Reiki
Reiki, (pronounced Ray-Key), is a simple Japanese energy-balancing method. In its original Japanese form, in the early 1900s, Reiki was very much about working on yourself: it was a system that you could use for self-healing, self-development and spiritual development. But when Reiki was first taught in the West in the 1970s, and since that time, Reiki teaching has focused much more on Reiki as a treatment technique - something that you do to other people – and the system appears to many people to be a sort of oriental spiritual healing, a hands-on treatment method that involves channelling energy. Reiki is now being classed as a sort of complementary therapy, so people might practise Reflexology, or Aromatherapy, or they might practise Reiki.
To understand Reiki, you need to get your head around the idea that there is a subtle energy that permeates us and surrounds us, an energy which we can learn to experience and direct, an energy which we can move through our bodies and channel through us into other people. While this may seem to be a strange thing to believe from a Western perspective, it is a central belief in many Asian cultures and underlies many exercise systems, meditation practices and healing or treatment methods.
In China, for example, this energy is referred to as “chi”, which you may have heard of. Chi is used in a whole range of Oriental practices, for example:
- Feng Shui (the art of placement)
- Acupuncture
- Tai Chi and Qi Gong
- Martial arts
Feng shui is a way of arranging your living environment to allow for the smooth flow of chi through the rooms of your home, eliminating areas where ‘stagnant chi’ might accumulate, and slowing down the speed of fast-moving chi, for example. This chi is external to you. When you visit an acupuncturist they insert fine needles into various points to encourage your own chi to flow properly through a series of meridians or energy channels that run the length of your body.

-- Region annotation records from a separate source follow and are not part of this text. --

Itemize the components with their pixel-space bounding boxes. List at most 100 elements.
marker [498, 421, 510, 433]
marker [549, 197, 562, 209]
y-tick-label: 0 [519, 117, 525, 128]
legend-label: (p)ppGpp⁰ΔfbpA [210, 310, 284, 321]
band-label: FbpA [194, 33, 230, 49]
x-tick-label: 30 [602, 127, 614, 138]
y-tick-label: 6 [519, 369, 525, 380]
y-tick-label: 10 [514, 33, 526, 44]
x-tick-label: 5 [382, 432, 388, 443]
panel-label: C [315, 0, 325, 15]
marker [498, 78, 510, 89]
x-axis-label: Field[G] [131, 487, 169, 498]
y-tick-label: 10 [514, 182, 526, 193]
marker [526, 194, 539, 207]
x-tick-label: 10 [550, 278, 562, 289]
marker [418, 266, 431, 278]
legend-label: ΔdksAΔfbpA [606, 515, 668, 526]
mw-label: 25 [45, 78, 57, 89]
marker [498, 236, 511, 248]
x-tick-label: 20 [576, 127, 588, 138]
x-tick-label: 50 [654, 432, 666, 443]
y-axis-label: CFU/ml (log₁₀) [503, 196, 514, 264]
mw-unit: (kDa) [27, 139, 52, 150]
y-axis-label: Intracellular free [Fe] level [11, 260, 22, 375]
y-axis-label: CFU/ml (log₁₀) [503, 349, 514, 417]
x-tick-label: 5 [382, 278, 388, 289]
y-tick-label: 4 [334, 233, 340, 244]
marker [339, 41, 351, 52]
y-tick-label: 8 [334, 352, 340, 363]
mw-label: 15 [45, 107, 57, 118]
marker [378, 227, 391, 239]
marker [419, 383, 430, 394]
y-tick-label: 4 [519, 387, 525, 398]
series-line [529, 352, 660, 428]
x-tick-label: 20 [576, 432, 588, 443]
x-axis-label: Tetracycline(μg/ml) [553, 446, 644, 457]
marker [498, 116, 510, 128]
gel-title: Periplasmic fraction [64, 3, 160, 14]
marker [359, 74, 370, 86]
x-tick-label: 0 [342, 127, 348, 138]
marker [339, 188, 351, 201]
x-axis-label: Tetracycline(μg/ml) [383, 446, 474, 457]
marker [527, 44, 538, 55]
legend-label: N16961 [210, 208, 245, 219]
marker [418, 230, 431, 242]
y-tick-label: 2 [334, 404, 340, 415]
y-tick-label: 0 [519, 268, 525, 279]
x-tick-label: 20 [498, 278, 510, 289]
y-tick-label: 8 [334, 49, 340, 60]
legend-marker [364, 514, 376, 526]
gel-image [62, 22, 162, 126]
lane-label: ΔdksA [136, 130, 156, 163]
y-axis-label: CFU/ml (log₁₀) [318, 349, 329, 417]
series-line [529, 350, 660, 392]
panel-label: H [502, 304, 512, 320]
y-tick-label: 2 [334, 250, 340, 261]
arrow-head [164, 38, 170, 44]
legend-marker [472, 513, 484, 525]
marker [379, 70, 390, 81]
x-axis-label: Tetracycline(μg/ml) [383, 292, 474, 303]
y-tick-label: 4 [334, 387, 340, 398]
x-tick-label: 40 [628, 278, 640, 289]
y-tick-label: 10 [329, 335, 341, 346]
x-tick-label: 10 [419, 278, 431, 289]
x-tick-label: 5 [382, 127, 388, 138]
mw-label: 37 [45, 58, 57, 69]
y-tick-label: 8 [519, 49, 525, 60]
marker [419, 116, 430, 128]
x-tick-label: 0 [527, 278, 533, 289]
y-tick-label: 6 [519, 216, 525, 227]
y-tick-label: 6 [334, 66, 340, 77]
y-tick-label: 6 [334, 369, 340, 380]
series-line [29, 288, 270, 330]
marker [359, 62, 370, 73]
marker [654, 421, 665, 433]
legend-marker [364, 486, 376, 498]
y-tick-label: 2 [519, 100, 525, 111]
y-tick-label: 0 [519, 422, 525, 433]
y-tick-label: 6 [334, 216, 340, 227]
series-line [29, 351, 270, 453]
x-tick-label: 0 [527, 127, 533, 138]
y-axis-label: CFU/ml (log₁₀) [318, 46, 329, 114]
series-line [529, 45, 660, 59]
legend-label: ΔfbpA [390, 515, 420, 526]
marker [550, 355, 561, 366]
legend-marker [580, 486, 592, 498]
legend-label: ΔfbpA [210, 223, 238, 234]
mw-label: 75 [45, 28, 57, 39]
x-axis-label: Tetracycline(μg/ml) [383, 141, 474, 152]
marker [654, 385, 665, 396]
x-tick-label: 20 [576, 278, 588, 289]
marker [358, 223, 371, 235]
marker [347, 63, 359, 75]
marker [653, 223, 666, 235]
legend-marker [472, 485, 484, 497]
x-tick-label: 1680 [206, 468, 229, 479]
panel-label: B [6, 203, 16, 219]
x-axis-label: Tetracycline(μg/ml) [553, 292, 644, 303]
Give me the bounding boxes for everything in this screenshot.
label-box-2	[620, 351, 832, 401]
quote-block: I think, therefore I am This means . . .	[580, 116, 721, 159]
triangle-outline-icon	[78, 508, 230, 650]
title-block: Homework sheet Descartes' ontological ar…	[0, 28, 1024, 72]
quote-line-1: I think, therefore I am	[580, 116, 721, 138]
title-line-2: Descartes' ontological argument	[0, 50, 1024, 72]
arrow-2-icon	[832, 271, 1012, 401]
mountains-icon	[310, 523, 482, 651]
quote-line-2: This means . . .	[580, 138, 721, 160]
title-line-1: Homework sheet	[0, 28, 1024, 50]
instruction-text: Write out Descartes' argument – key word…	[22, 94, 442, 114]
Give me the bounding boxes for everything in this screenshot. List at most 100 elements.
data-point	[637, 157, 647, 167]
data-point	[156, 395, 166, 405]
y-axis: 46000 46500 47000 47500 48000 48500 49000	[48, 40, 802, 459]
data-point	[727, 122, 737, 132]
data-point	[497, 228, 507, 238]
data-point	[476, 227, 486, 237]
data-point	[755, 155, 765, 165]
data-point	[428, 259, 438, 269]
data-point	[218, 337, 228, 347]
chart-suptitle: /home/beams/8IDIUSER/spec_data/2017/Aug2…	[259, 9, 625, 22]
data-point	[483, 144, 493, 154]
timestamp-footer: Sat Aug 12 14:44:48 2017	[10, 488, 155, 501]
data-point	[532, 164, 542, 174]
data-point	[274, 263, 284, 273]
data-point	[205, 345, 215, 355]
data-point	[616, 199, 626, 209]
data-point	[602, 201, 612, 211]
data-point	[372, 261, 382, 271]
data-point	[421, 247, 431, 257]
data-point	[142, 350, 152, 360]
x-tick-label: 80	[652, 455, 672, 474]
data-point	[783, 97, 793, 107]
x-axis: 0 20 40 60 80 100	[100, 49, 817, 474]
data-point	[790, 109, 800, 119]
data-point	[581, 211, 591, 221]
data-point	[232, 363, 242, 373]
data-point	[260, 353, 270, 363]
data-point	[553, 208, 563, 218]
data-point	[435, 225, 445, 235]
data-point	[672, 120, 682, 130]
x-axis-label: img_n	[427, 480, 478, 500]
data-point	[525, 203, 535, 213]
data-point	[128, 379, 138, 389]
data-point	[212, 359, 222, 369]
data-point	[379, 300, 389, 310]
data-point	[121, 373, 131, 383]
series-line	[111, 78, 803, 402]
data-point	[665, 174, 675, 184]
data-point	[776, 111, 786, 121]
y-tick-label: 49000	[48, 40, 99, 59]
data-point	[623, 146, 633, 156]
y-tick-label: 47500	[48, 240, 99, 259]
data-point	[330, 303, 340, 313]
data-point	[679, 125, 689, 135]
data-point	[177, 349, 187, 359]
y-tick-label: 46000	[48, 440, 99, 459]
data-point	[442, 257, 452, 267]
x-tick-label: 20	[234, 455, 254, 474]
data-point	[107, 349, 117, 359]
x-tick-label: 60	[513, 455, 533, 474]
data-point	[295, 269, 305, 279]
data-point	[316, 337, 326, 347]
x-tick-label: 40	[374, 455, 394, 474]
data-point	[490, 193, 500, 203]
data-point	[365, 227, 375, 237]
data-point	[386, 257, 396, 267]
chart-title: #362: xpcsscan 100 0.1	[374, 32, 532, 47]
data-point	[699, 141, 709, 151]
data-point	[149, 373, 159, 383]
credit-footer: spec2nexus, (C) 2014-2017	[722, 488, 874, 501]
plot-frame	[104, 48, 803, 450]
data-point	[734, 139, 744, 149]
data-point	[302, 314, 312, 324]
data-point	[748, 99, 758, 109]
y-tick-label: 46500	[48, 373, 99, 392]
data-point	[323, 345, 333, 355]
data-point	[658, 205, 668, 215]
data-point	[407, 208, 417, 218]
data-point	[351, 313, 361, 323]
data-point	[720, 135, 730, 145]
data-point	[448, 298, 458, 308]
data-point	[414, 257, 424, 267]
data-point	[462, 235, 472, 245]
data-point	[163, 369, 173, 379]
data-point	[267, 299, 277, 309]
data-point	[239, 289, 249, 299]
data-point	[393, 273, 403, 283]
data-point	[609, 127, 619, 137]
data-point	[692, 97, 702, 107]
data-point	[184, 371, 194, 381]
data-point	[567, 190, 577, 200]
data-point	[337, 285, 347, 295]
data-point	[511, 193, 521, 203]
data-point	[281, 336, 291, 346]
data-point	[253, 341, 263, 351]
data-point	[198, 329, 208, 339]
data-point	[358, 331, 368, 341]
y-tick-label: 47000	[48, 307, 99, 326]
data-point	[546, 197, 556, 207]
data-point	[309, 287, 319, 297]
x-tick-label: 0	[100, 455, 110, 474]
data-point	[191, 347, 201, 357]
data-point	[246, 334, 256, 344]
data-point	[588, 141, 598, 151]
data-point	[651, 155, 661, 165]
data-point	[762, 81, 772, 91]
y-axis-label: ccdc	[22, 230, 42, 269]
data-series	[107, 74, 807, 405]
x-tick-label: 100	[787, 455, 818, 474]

Tai Chi and QiGong are graceful Chinese exercise systems that are designed to build up, or cultivate, your personal reserves of chi and circulate this energy smoothly throughout your body, breaking down any blockages and bringing things into balance on all levels.
In Japan the energy is called “ki” and they have their own version of acupuncture – Shiatsu – which uses massage and finger-pressure on acupuncture points. Japanese Martial arts techniques like Karate and Aikido work with chi, with the practitioner building up their reserves of chi and focusing it in a martial context, and the Japanese version of Qi Gong – called kiko – also works through the practitioner cultivating and moving this energy through their body.
In India the same energy is referred to as ‘prana’ and breathing exercises, meditations and yoga techniques have been developed to bring your energy system into balance. In India they do not think in terms of meridians, but of chakras: energy centres running the length of your body from the crown of your head to the base of your spine. There are seven main chakras and further subsidiary ones in other locations, situated on energy channels known as ‘nadis’.
Reiki is something to do with this energy, this ‘chi’, but Reiki is different from Tai Chi and Yoga, and Reiki treatments are different from Shiatsu and Acupuncture treatments.
When people practise acupuncture or shiatsu they are using their skills as a practitioner to detect subtle imbalances in energy flow and using considerable knowledge of the meridian system to direct them in making specific and precise ‘invasive’ manipulations of the client’s energy system.
But when someone practises Reiki as a treatment method they are not detecting and diagnosing and intervening. When the practitioner treats someone with Reiki they are allowing an unlimited external source of ‘energy’ to flow through them into the client. The energy is drawn through them ccording to the client’s need on that occasion: they are not directing the energy, they are a conduit through which the energy flows, they are
creating a ‘healing space’ that the client can use to bring their own energy system into balance, without conscious and deliberate intervention on their part.
To receive Reiki the client lies on the treatment table and the practitioner will gently lay their hands on the body in a series of hand positions on the head, torso and legs, sometimes hovering the hands rather than touching. Each hand position lasts for a few minutes.
Reiki is deeply relaxing, eases stress and has a calming effect. It can accelerate the healing of physical problems and help to balance the emotions. Reiki energy is a gentle energy and can be used by the newborn, pregnant women, surgical patients and the frail and elderly.
Treatable conditions:
Anyone can benefit from a course of Reiki treatments no matter what their age or state of health. Reiki can produce deep relaxation, reduce stress and anxiety, boost energy levels, provide a feeling of inner calm, contentment and serenity and speed up the body’s natural healing processes.